Institutions similar in size to Northwest now commonly receive suicide prevention grants from experts in organizations that help the school afford mental health programs.

Northwest was awarded a $306,000 grant from the Substance Abuse and Mental Health Services Administration in 2018, which still goes toward several programs, prevention and outreach.

The grant went toward funding a new suicide prevention program and its coordinator for three years, a position that Kristen Peltz, assistant director of wellness services, filled.

“We know that we are in a critical place with students and their psychological and emotional well-being,” Peltz said in a 2018 news release from the University. “The more we can be proactive, the more upstream we are and implementing programming and interventions, then hopefully we can make a difference.”

Wilmes, Peltz and the rest of the case management team at Wellness Services meet every week to discuss concerns the office may have.

Wilmes said the suicide prevention grant, now sparing only one year of funding for the program is a topic of discussion.

“It used to be you couldn’t get (the grant) if you’ve ever got it before,” Wilmes said. “As part of the grant, we realized several programs, including TAO (Therapy Assistance Online), … where students can receive helpful feedback.”

Another university wellness program funded in part by suicide prevention grants is Missouri Western State University.

According to, 5,343 undergraduate students were enrolled at Missouri Western for the 2018-19 school year.

Missouri Western does not have an integrated wellness facility like Northwest.
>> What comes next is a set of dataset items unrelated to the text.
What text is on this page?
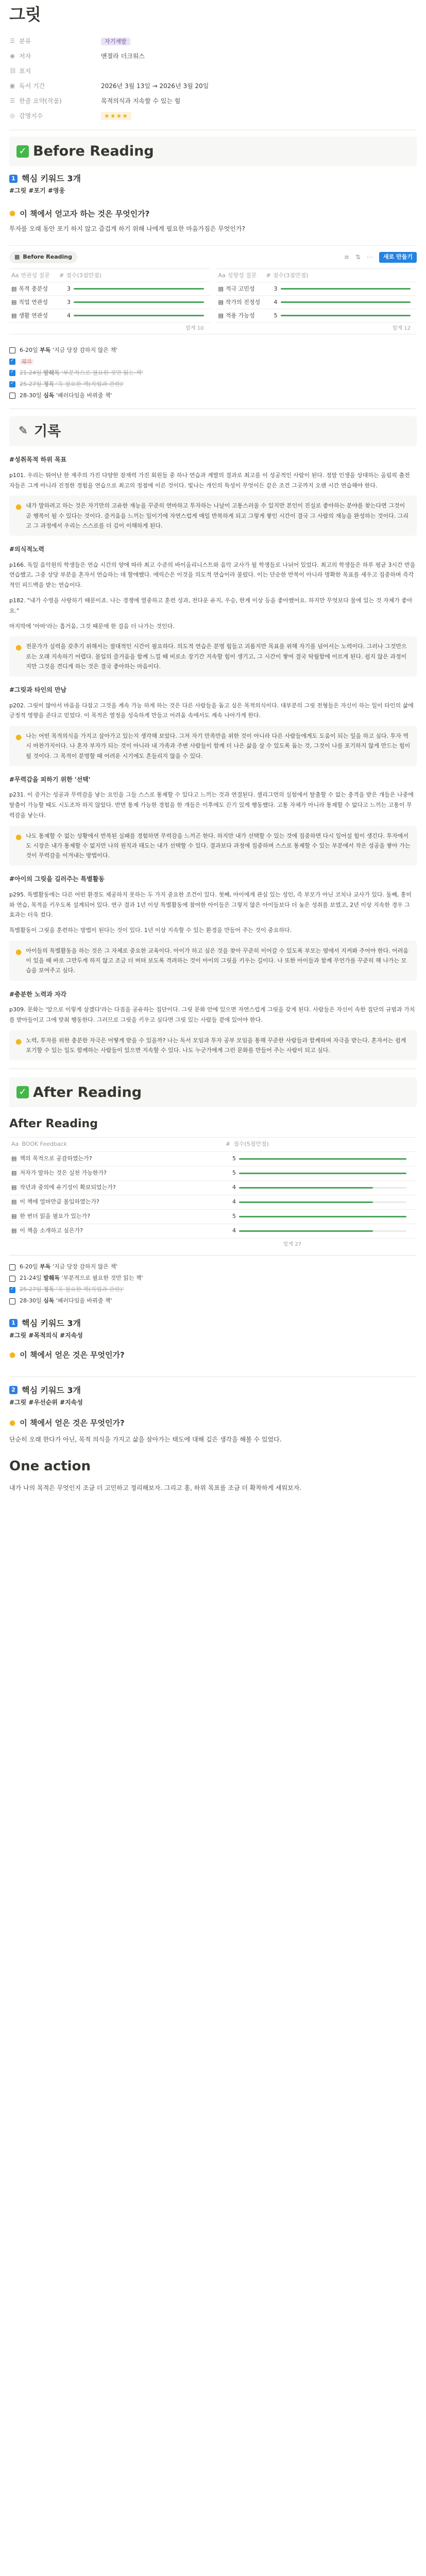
그릿
☰ 분류	자기계발
◉ 저자	앤절라 더크워스
⛓ 표지
▣ 독서 기간	2026년 3월 13일 → 2026년 3월 20일
☰ 한줄 요약(작품)	목적의식과 지속할 수 있는 힘
◎ 감명지수	★★★★
✓ Before Reading
1 핵심 키워드 3개
#그릿 #포기 #영웅
● 이 책에서 얻고자 하는 것은 무엇인가?

투자를 오래 동안 포기 하지 않고 즐겁게 하기 위해 나에게 필요한 마음가짐은 무엇인가?

▦ Before Reading	≡ ⇅ ⋯	새로 만들기
Aa 연관성 질문 # 점수(3점만점)
▤ 목적 충분성	3
▤ 직업 연관성	3
▤ 생활 연관성	4
Aa 성향성 질문 # 점수(3점만점)
▤ 적극 고민성	3
▤ 작가의 진정성	4
▤ 적용 가능성	5
합계 10	합계 12
6-20일 부독 '지금 당장 감하지 않은 책'
✓
평가
✓
21-24일 발췌독 '부분적으로 필요한 것만 읽는 책'
✓
25-27일 정독 '꼭 필요한 책(직업과 관련)'
28-30일 심독 '패러다임을 바꿔줄 책'
✎ 기록
#성취목적 하위 목표

p101. 우리는 뛰어난 한 재주의 가진 다양한 잠재력 가진 회원들 중 하나 연습과 계발의 결과로 최고를 이 성공적인 사람이 된다. 정말 인생을 상대하는 올림픽 출전 자들은 그게 아니라 진정한 경험을 연습으로 최고의 정점에 이른 것이다. 빛나는 개인의 특성이 무엇이든 같은 조건 그곳까지 오랜 시간 연습해야 한다.

● 내가 말하려고 하는 것은 자기만의 고유한 재능을 꾸준히 연마하고 투자하는 나날이 고통스러울 수 있지만 본인이 진실로 좋아하는 분야를 찾는다면 그것이 곧 행복이 될 수 있다는 것이다. 즐거움을 느끼는 일이기에 자연스럽게 매일 반복하게 되고 그렇게 쌓인 시간이 결국 그 사람의 재능을 완성하는 것이다. 그리고 그 과정에서 우리는 스스로를 더 깊이 이해하게 된다.
#의식적노력

p166. 독일 음악원의 학생들은 연습 시간의 양에 따라 최고 수준의 바이올리니스트와 음악 교사가 될 학생들로 나뉘어 있었다. 최고의 학생들은 하루 평균 3시간 반을 연습했고, 그중 상당 부분을 혼자서 연습하는 데 할애했다. 에릭슨은 이것을 의도적 연습이라 불렀다. 이는 단순한 반복이 아니라 명확한 목표를 세우고 집중하며 즉각적인 피드백을 받는 연습이다.

p182. "내가 수영을 사랑하기 때문이죠. 나는 경쟁에 열중하고 훈련 성과, 전다운 유지, 우승, 한계 이상 등을 좋아했어요. 하지만 무엇보다 물에 있는 것 자체가 좋아요."

마지막에 '아마'라는 흡거움, 그것 때문에 한 걸음 더 나가는 것인다.

● 전문가가 실력을 갖추기 위해서는 절대적인 시간이 필요하다. 의도적 연습은 분명 힘들고 괴롭지만 목표를 위해 자기를 넘어서는 노력이다. 그러나 그것만으로는 오래 지속하기 어렵다. 몰입의 즐거움을 함께 느낄 때 비로소 장기간 지속할 힘이 생기고, 그 시간이 쌓여 결국 탁월함에 이르게 된다. 쉽지 않은 과정이지만 그것을 견디게 하는 것은 결국 좋아하는 마음이다.
#그릿과 타인의 만남

p202. 그릿이 많아서 마음을 다잡고 그것을 계속 가능 하게 하는 것은 다른 사람들을 돕고 싶은 목적의식이다. 대부분의 그릿 전형들은 자신이 하는 일이 타인의 삶에 긍정적 영향을 준다고 믿었다. 이 목적은 열정을 성숙하게 만들고 어려움 속에서도 계속 나아가게 한다.

● 나는 어떤 목적의식을 가지고 살아가고 있는지 생각해 보았다. 그저 자기 만족만을 위한 것이 아니라 다른 사람들에게도 도움이 되는 일을 하고 싶다. 투자 역시 마찬가지이다. 나 혼자 부자가 되는 것이 아니라 내 가족과 주변 사람들이 함께 더 나은 삶을 살 수 있도록 돕는 것, 그것이 나를 포기하지 않게 만드는 힘이 될 것이다. 그 목적이 분명할 때 어려운 시기에도 흔들리지 않을 수 있다.
#무력감을 피하기 위한 '선택'

p231. 이 증거는 성공과 무력감을 낳는 요인을 그들 스스로 통제할 수 있다고 느끼는 것과 연결된다. 셀리그먼의 실험에서 탈출할 수 없는 충격을 받은 개들은 나중에 탈출이 가능할 때도 시도조차 하지 않았다. 반면 통제 가능한 경험을 한 개들은 이후에도 끈기 있게 행동했다. 고통 자체가 아니라 통제할 수 없다고 느끼는 고통이 무력감을 낳는다.

● 나도 통제할 수 없는 상황에서 반복된 실패를 경험하면 무력감을 느끼곤 한다. 하지만 내가 선택할 수 있는 것에 집중하면 다시 일어설 힘이 생긴다. 투자에서도 시장은 내가 통제할 수 없지만 나의 원칙과 태도는 내가 선택할 수 있다. 결과보다 과정에 집중하며 스스로 통제할 수 있는 부분에서 작은 성공을 쌓아 가는 것이 무력감을 이겨내는 방법이다.
#아이의 그릿을 길러주는 특별활동

p295. 특별활동에는 다른 어떤 환경도 제공하지 못하는 두 가지 중요한 조건이 있다. 첫째, 아이에게 관심 있는 성인, 즉 부모가 아닌 코치나 교사가 있다. 둘째, 흥미와 연습, 목적을 키우도록 설계되어 있다. 연구 결과 1년 이상 특별활동에 참여한 아이들은 그렇지 않은 아이들보다 더 높은 성취를 보였고, 2년 이상 지속한 경우 그 효과는 더욱 컸다.

특별활동이 그릿을 훈련하는 방법이 된다는 것이 있다. 1년 이상 지속할 수 있는 환경을 만들어 주는 것이 중요하다.

● 아이들의 특별활동을 하는 것은 그 자체로 중요한 교육이다. 아이가 하고 싶은 것을 찾아 꾸준히 이어갈 수 있도록 부모는 옆에서 지켜봐 주어야 한다. 어려움이 있을 때 바로 그만두게 하지 않고 조금 더 버텨 보도록 격려하는 것이 아이의 그릿을 키우는 길이다. 나 또한 아이들과 함께 무언가를 꾸준히 해 나가는 모습을 보여주고 싶다.
#충분한 노력과 자각

p309. 문화는 '앞으로 이렇게 살겠다'라는 다짐을 공유하는 집단이다. 그릿 문화 안에 있으면 자연스럽게 그릿을 갖게 된다. 사람들은 자신이 속한 집단의 규범과 가치를 받아들이고 그에 맞춰 행동한다. 그러므로 그릿을 키우고 싶다면 그릿 있는 사람들 곁에 있어야 한다.

● 노력, 투자를 위한 충분한 자극은 어떻게 받을 수 있을까? 나는 독서 모임과 투자 공부 모임을 통해 꾸준한 사람들과 함께하며 자극을 받는다. 혼자서는 쉽게 포기할 수 있는 일도 함께하는 사람들이 있으면 지속할 수 있다. 나도 누군가에게 그런 문화를 만들어 주는 사람이 되고 싶다.
✓ After Reading
After Reading
Aa BOOK Feedback	# 점수(5점만점)
▤ 책의 목적으로 공감하였는가?	5
▤ 저자가 말하는 것은 실천 가능한가?	5
▤ 작년과 중의에 유기성이 확보되었는가?	4
▤ 이 책에 얼마만큼 몰입하였는가?	4
▤ 한 번더 읽을 필요가 있는가?	5
▤ 이 책을 소개하고 싶은가?	4
합계 27
6-20일 부독 '지금 당장 감하지 않은 책'
21-24일 발췌독 '부분적으로 필요한 것만 읽는 책'
✓
25-27일 정독 '꼭 필요한 책(직업과 관련)'
28-30일 심독 '패러다임을 바꿔줄 책'
1 핵심 키워드 3개
#그릿 #목적의식 #지속성
● 이 책에서 얻은 것은 무엇인가?
2 핵심 키워드 3개
#그릿 #우선순위 #지속성
● 이 책에서 얻은 것은 무엇인가?

단순히 오래 한다가 아닌, 목적 의식을 가지고 삶을 살아가는 태도에 대해 깊은 생각을 해볼 수 있었다.

One action

내가 나의 목적은 무엇인지 조금 더 고민하고 정리해보자. 그리고 홍, 하위 목표를 조금 더 확착하게 세워보자.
Missouri Western has a separate Counseling Center located in Eder Hall, while their Health Center, which takes care of students’ physical health needs, is located in Blum Union.

On the Counseling Center’s website, students can find the facility’s phone number or they can click on the staff directory to email a specific staff member in the Counseling Center.

Missouri Western’s Counseling Center has a few services that are different from Northwest’s. On their website, students have access to a 20 page booklet, “The Distressed Student Booklet.” The booklet contains a description of various mental health conditions along with their symptoms.

Missouri Western also provides a brochure for students called, the “Counseling Center Brochure.” The brochure covers what mental health conditions the Counseling Center services address. It also states when and how students can make appointments.

On Missouri Western’s Counseling Center website, there is also a link to Missouri’s higher education substance abuse consortium. This link addresses various substance abuses so students can find other resources off campus to get the necessary help that they need.

Southeast Missouri State University is another University that is comparable to Northwest. According to a three-year enrollment report, Southeast has 7,723 students enrolled as undergraduates.

Janice Ruesler, the director of counseling and disability services at Southeast, said in an email, 1,440 students utilize their counseling services, which is around 14% of their student body.

According to Southeast’s Counseling Services website, the counseling services are integrated with their Disability Services. These two services are based in Crisp Hall of the Southeast campus. The Campus Health Clinic is also located in Crisp Hall but is on a different floor.

Unlike Northwest, students who do not show up for appointments they have scheduled or do not give 24-hour notice are fined $25.

Wilmes said there is no definite way to solve the mental health epidemic. His point can be exemplified in that Northwest, Missouri Western, Truman State and Southeast all have different approaches to aiding students in need of counseling and other wellness services.

Northwest pays for their services with an Operational Budget, which contains a Designated Fee that all students pay.